Disney on Ice acrobat: ‘We’re doing it for the kids’

Adam Kezele tumbled into his job with Disney on Ice.

He’s one of a half-dozen acrobats who perform in “Mickey’s Search Party” at the Spokane Arena this weekend.

In the show, the hunt is on for Tinker Bell, who’s missing after Captain Hook tried to steal her magic. That search winds through several Disney stories, including “The Little Mermaid,” “Beauty and the Beast,” “Moana,” “Toy Story” and “Coco.”

There’s a lot that’s different about this show than previous Disney on Ice shows, Kezele said. The addition of acrobats is one, and it’s the first time that “Coco” has been part of the storyline. Plus, this show is far more interactive, he said.

“The shows typically break the fourth wall, but this one, we cross it. We’re in the audience, we’re interacting with people,” Kezele said.

Two hosts will be in the audience, on mic, getting help from kids for the show. And some lucky kids will even make it onto the ice.

During “The Little Mermaid” scene, “They get to sit in the little submarine and get pushed around the ice, so they’re literally in the middle of the production number,” he said.

Kezele, 31, grew up in Cleveland, Ohio, but now calls Los Angeles home. After studying theater in college, he moved to New York. While there, he went to circus school, where he learned his acrobatic skills. The skill he didn’t have before starting with Disney on Ice? Skating.

That’s changed, though for the most part he doesn’t skate during the show. Instead, he’s tumbling, climbing ropes or Chinese poles or jumping on the teeterboard.

His favorite part of the show is the “Coco” segment.

“We have these beautiful, beautiful costumes and masks that the skaters come out in, and they basically do authentic dancing on the ice,” he said. “Then the sway polers come out and the black lights come on, and it’s this really, really cool, almost sensory overload of a production number.”

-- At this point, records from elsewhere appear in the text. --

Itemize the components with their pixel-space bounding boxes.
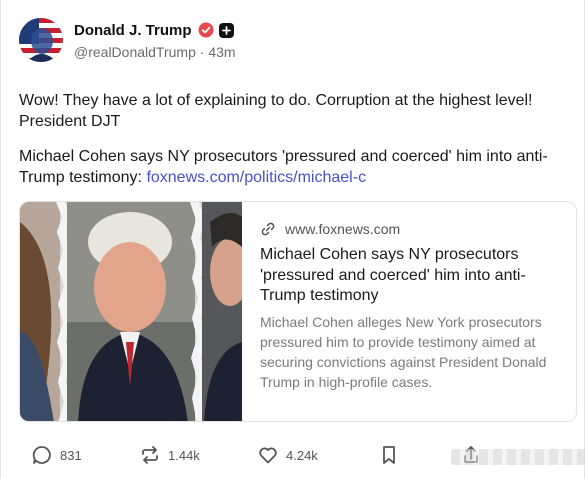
avatar[interactable] — [19, 18, 63, 62]
like-button[interactable]: 4.24k — [257, 441, 318, 469]
watermark-overlay — [451, 449, 585, 465]
reply-count: 831 — [60, 447, 82, 463]
link-preview-body: www.foxnews.com Michael Cohen says NY pr… — [260, 220, 560, 392]
post: Donald J. Trump @realDonaldTrump · 43m W… — [0, 0, 585, 479]
verified-badge-icon — [198, 22, 214, 38]
meta-separator: · — [199, 44, 205, 60]
author-handle[interactable]: @realDonaldTrump — [74, 44, 196, 60]
repost-button[interactable]: 1.44k — [139, 441, 200, 469]
post-text-secondary: Michael Cohen says NY prosecutors 'press… — [19, 146, 574, 188]
post-time[interactable]: 43m — [208, 44, 235, 60]
link-preview-title[interactable]: Michael Cohen says NY prosecutors 'press… — [260, 245, 560, 307]
link-preview-description: Michael Cohen alleges New York prosecuto… — [260, 313, 547, 390]
bookmark-icon — [383, 446, 395, 464]
link-preview-image — [20, 202, 242, 421]
link-icon — [261, 222, 275, 236]
post-header: Donald J. Trump @realDonaldTrump · 43m — [19, 18, 236, 64]
link-preview-card[interactable]: www.foxnews.com Michael Cohen says NY pr… — [19, 201, 577, 422]
post-text-primary: Wow! They have a lot of explaining to do… — [19, 92, 533, 130]
plus-badge-icon — [218, 22, 234, 38]
post-link[interactable]: foxnews.com/politics/michael-c — [146, 169, 366, 186]
reply-icon — [32, 446, 51, 464]
heart-icon — [259, 447, 277, 464]
link-preview-domain: www.foxnews.com — [285, 221, 401, 237]
repost-icon — [142, 446, 158, 464]
repost-count: 1.44k — [168, 447, 200, 463]
bookmark-button[interactable] — [379, 441, 399, 469]
author-name[interactable]: Donald J. Trump — [74, 22, 192, 39]
like-count: 4.24k — [286, 447, 318, 463]
action-bar: 831 1.44k 4.24k — [31, 441, 585, 469]
reply-button[interactable]: 831 — [31, 441, 82, 469]
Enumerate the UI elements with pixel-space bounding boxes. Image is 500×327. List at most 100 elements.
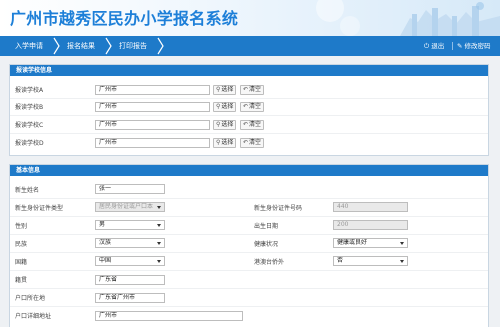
nav-item-print-label: 打印报告 <box>119 42 147 50</box>
native-place-input[interactable]: 广东省 <box>95 275 165 285</box>
hkmt-value: 否 <box>337 257 344 264</box>
search-icon: ⚲ <box>216 139 221 146</box>
nav-item-apply-label: 入学申请 <box>15 42 43 50</box>
logout-label: 退出 <box>431 42 445 50</box>
chevron-down-icon <box>157 242 161 245</box>
basic-section-header: 基本信息 <box>10 165 488 176</box>
row-divider <box>10 270 488 271</box>
birth-date-label: 出生日期 <box>254 223 279 230</box>
change-password-label: 修改密码 <box>464 42 491 50</box>
school-selection-panel: 报读学校信息 报读学校A 广州市 ⚲选择 ↶清空 报读学校B 广州市 ⚲选择 ↶… <box>9 64 489 156</box>
school-a-clear-label: 清空 <box>249 86 262 93</box>
school-d-clear-button[interactable]: ↶清空 <box>240 138 265 148</box>
search-icon: ⚲ <box>216 86 221 93</box>
school-c-clear-label: 清空 <box>249 121 262 128</box>
school-d-input[interactable]: 广州市 <box>95 138 210 148</box>
school-a-select-button[interactable]: ⚲选择 <box>213 85 237 95</box>
school-c-select-button[interactable]: ⚲选择 <box>213 120 237 130</box>
chevron-down-icon <box>157 260 161 263</box>
school-a-input[interactable]: 广州市 <box>95 85 210 95</box>
school-c-clear-button[interactable]: ↶清空 <box>240 120 265 130</box>
school-b-clear-button[interactable]: ↶清空 <box>240 102 265 112</box>
row-divider <box>10 98 488 99</box>
row-divider <box>10 252 488 253</box>
id-number-label: 新生身份证件号码 <box>254 205 303 212</box>
school-b-label: 报读学校B <box>15 104 44 111</box>
hukou-location-label: 户口所在地 <box>15 295 46 302</box>
search-icon: ⚲ <box>216 103 221 110</box>
logout-link[interactable]: ⏻ 退出 <box>424 36 444 56</box>
nationality-value: 中国 <box>99 257 112 264</box>
undo-icon: ↶ <box>243 103 249 110</box>
id-type-select: 居民身份证或户口本 <box>95 202 165 212</box>
header-banner: 广州市越秀区民办小学报名系统 <box>0 0 500 36</box>
id-number-input: 440 <box>333 202 408 212</box>
gender-label: 性别 <box>15 223 28 230</box>
basic-section-title: 基本信息 <box>16 167 41 174</box>
row-divider <box>10 288 488 289</box>
school-c-select-label: 选择 <box>221 121 234 128</box>
health-select[interactable]: 健康或良好 <box>333 238 408 248</box>
row-divider <box>10 198 488 199</box>
native-place-label: 籍贯 <box>15 277 28 284</box>
power-icon: ⏻ <box>424 42 430 50</box>
undo-icon: ↶ <box>243 139 249 146</box>
edit-icon: ✎ <box>457 42 463 50</box>
hkmt-label: 港澳台侨外 <box>254 259 285 266</box>
ethnicity-select[interactable]: 汉族 <box>95 238 165 248</box>
chevron-right-icon <box>53 37 60 55</box>
school-d-select-label: 选择 <box>221 139 234 146</box>
undo-icon: ↶ <box>243 121 249 128</box>
nav-item-result[interactable]: 报名结果 <box>67 36 95 56</box>
name-input[interactable]: 张一 <box>95 184 165 194</box>
search-icon: ⚲ <box>216 121 221 128</box>
school-b-input[interactable]: 广州市 <box>95 102 210 112</box>
school-c-input[interactable]: 广州市 <box>95 120 210 130</box>
chevron-down-icon <box>400 242 404 245</box>
change-password-link[interactable]: ✎ 修改密码 <box>457 36 491 56</box>
chevron-down-icon <box>157 224 161 227</box>
undo-icon: ↶ <box>243 86 249 93</box>
school-section-header: 报读学校信息 <box>10 65 488 76</box>
school-b-select-button[interactable]: ⚲选择 <box>213 102 237 112</box>
hukou-location-input[interactable]: 广东省广州市 <box>95 293 165 303</box>
school-b-clear-label: 清空 <box>249 103 262 110</box>
hkmt-select[interactable]: 否 <box>333 256 408 266</box>
nav-item-apply[interactable]: 入学申请 <box>15 36 43 56</box>
ethnicity-value: 汉族 <box>99 239 112 246</box>
nationality-select[interactable]: 中国 <box>95 256 165 266</box>
hukou-address-label: 户口详细地址 <box>15 313 52 320</box>
nav-item-result-label: 报名结果 <box>67 42 95 50</box>
name-label: 新生姓名 <box>15 187 40 194</box>
health-label: 健康状况 <box>254 241 279 248</box>
gender-value: 男 <box>99 221 106 228</box>
id-type-value: 居民身份证或户口本 <box>99 203 154 210</box>
row-divider <box>10 115 488 116</box>
nationality-label: 国籍 <box>15 259 28 266</box>
birth-date-input: 200 <box>333 220 408 230</box>
school-d-label: 报读学校D <box>15 140 44 147</box>
school-section-title: 报读学校信息 <box>16 67 53 74</box>
row-divider <box>10 216 488 217</box>
id-type-label: 新生身份证件类型 <box>15 205 64 212</box>
school-a-select-label: 选择 <box>221 86 234 93</box>
row-divider <box>10 306 488 307</box>
chevron-down-icon <box>157 206 161 209</box>
chevron-down-icon <box>400 260 404 263</box>
hukou-address-input[interactable]: 广州市 <box>95 311 243 321</box>
top-navbar: 入学申请 报名结果 打印报告 ⏻ 退出 ✎ 修改密码 <box>0 36 500 56</box>
school-d-select-button[interactable]: ⚲选择 <box>213 138 237 148</box>
nav-divider <box>452 42 453 50</box>
row-divider <box>10 234 488 235</box>
school-a-label: 报读学校A <box>15 87 44 94</box>
school-a-clear-button[interactable]: ↶清空 <box>240 85 265 95</box>
school-b-select-label: 选择 <box>221 103 234 110</box>
school-c-label: 报读学校C <box>15 122 44 129</box>
nav-item-print[interactable]: 打印报告 <box>119 36 147 56</box>
basic-info-panel: 基本信息 新生姓名 张一 新生身份证件类型 居民身份证或户口本 新生身份证件号码… <box>9 164 489 327</box>
chevron-right-icon <box>157 37 164 55</box>
row-divider <box>10 133 488 134</box>
gender-select[interactable]: 男 <box>95 220 165 230</box>
ethnicity-label: 民族 <box>15 241 28 248</box>
banner-decoration <box>316 0 500 36</box>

Kezele is one of the people on top of those sway poles – strapped into a saddle on top of an 18-foot fiberglass pole. The poles bend and swing, sending the performers out over the audience. In some venues, he gets close enough to give high fives to kids.

“That is the most fun for me because that’s when I actually get to interact with the crowd.”

And that for him is the whole point of the show.

“We’re doing it for the kids. So when we see or hear the kids reacting to something that we’re doing, that’s what drives us,” he said.

“We basically live off the energy we get from the audience.”